One sad side-effect of Utah County’s recent growth is that, as demand for housing rises sharply while supply lags behind it, average home prices are rising at about 10% per year, which is significantly higher than inflation. These trends may please some current homeowners who are seeing their assets rise in relative value, but it is also rendering local housing significantly less affordable for new homebuyers and/or renters, especially as wages remain stagnant.

In a healthy free-market economy, whenever demand for something (such as low-cost housing) rises, suppliers normally rush to satisfy that demand. If that’s not happening, then it suggests that there’s some sort of problem, which is usually political.

So, what is Provo’s city government doing to exacerbate such problems?

Provo’s city government already imposes limits on how many people can rent rooms together at a given residence. And its Vision 2030 asserts that Provo has “too many” renters and not enough homeowners and, as such, it proposes to restrict rental housing within Provo city limits while essentially redistributing Provo’s renters to other parts of Utah County. Such policies, which artificially restrict the supply of rental housing within Provo, raise everyone’s rent.

Within the last ten years, Provo city council members have also discussed enhancing zoning restrictions by adding form-based code to regulate not only the inward function but also the outward appearance of new buildings.
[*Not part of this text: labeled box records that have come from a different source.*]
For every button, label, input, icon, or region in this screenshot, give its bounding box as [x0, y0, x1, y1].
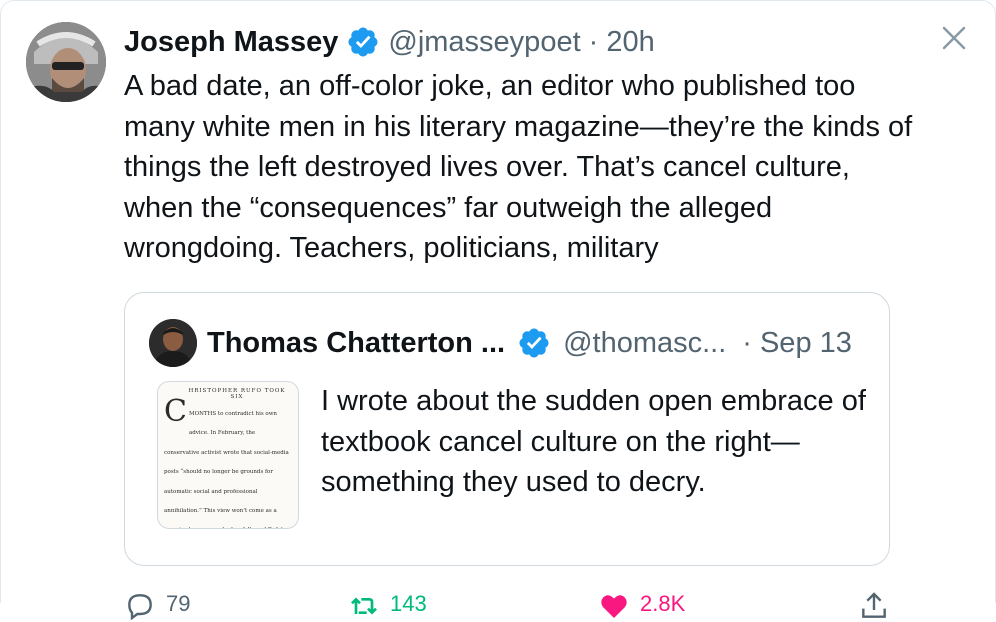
quoted-tweet-text: I wrote about the sudden open embrace of…: [321, 385, 866, 498]
tweet-actions: 79 143 2.8K: [124, 590, 894, 622]
like-button[interactable]: 2.8K: [598, 590, 685, 622]
quoted-author-handle[interactable]: @thomasc...: [563, 327, 726, 360]
quoted-tweet-header: Thomas Chatterton ... @thomasc... · Sep …: [207, 323, 852, 363]
quoted-tweet-timestamp[interactable]: Sep 13: [760, 327, 852, 360]
like-count: 2.8K: [640, 591, 686, 616]
tweet-header: Joseph Massey @jmasseypoet · 20h: [124, 22, 655, 62]
reply-count: 79: [166, 591, 191, 616]
thumbnail-heading: HRISTOPHER RUFO TOOK SIX: [188, 388, 286, 400]
reply-icon: [128, 594, 152, 621]
share-button[interactable]: [858, 590, 890, 622]
retweet-button[interactable]: 143: [348, 590, 427, 622]
share-icon: [862, 592, 886, 618]
quoted-author-avatar[interactable]: [149, 319, 197, 367]
tweet-text: A bad date, an off-color joke, an editor…: [124, 70, 913, 264]
author-avatar[interactable]: [26, 22, 106, 102]
author-handle[interactable]: @jmasseypoet: [388, 26, 580, 59]
quoted-tweet[interactable]: Thomas Chatterton ... @thomasc... · Sep …: [124, 292, 890, 566]
author-name[interactable]: Joseph Massey: [124, 26, 338, 59]
reply-button[interactable]: 79: [124, 590, 190, 622]
article-thumbnail[interactable]: HRISTOPHER RUFO TOOK SIX C MONTHS to con…: [157, 381, 299, 529]
thumbnail-dropcap: C: [164, 394, 187, 429]
retweet-count: 143: [390, 591, 427, 616]
close-icon[interactable]: [940, 24, 968, 52]
like-icon: [601, 595, 627, 618]
quoted-author-name[interactable]: Thomas Chatterton ...: [207, 327, 505, 360]
separator-dot: ·: [742, 326, 752, 359]
tweet-timestamp[interactable]: 20h: [606, 26, 654, 59]
separator-dot: ·: [588, 25, 599, 58]
retweet-icon: [351, 597, 377, 615]
verified-badge-icon: [346, 25, 380, 59]
verified-badge-icon: [517, 326, 551, 360]
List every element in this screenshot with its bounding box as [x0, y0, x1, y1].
And, at Vision 2030 meeting in 2016, they even entertained the possibility of mandatory city-regulated landscaping for every residence. Such restrictions impede the supply of new housing (whether to rent or to own) while needlessly rendering it more costly.

Moreover, Provo’s city code does not currently accommodate “tiny homes,” which are currently growing in popularity as some Americans seek simpler less-expensive housing in order to spend their earnings on other pursuits.

And what is Provo’s government doing to alleviate such problems?

Provo’s current “solutions” mostly center around increased political intervention into the marketplace through taxes, regulations, subsidies, partnerships, et cetera, to finagle the market into producing more of the sort of housing that its other policies are inhibiting from being built. Such public-sector solutions are normally both less efficient and more costly than their private-sector alternatives, and they tend to yield either mixed or even counterproductive results.

Rather than pursue a slow step-by-step course toward a state-run economy, we should instead advocate for genuinely-free markets, in which people’s rights to both property and contract are respected rather than usurped. If you agree, then please voice such opinions to our local politicians while they are now actively considering what policies to pursue to render local housing more affordable.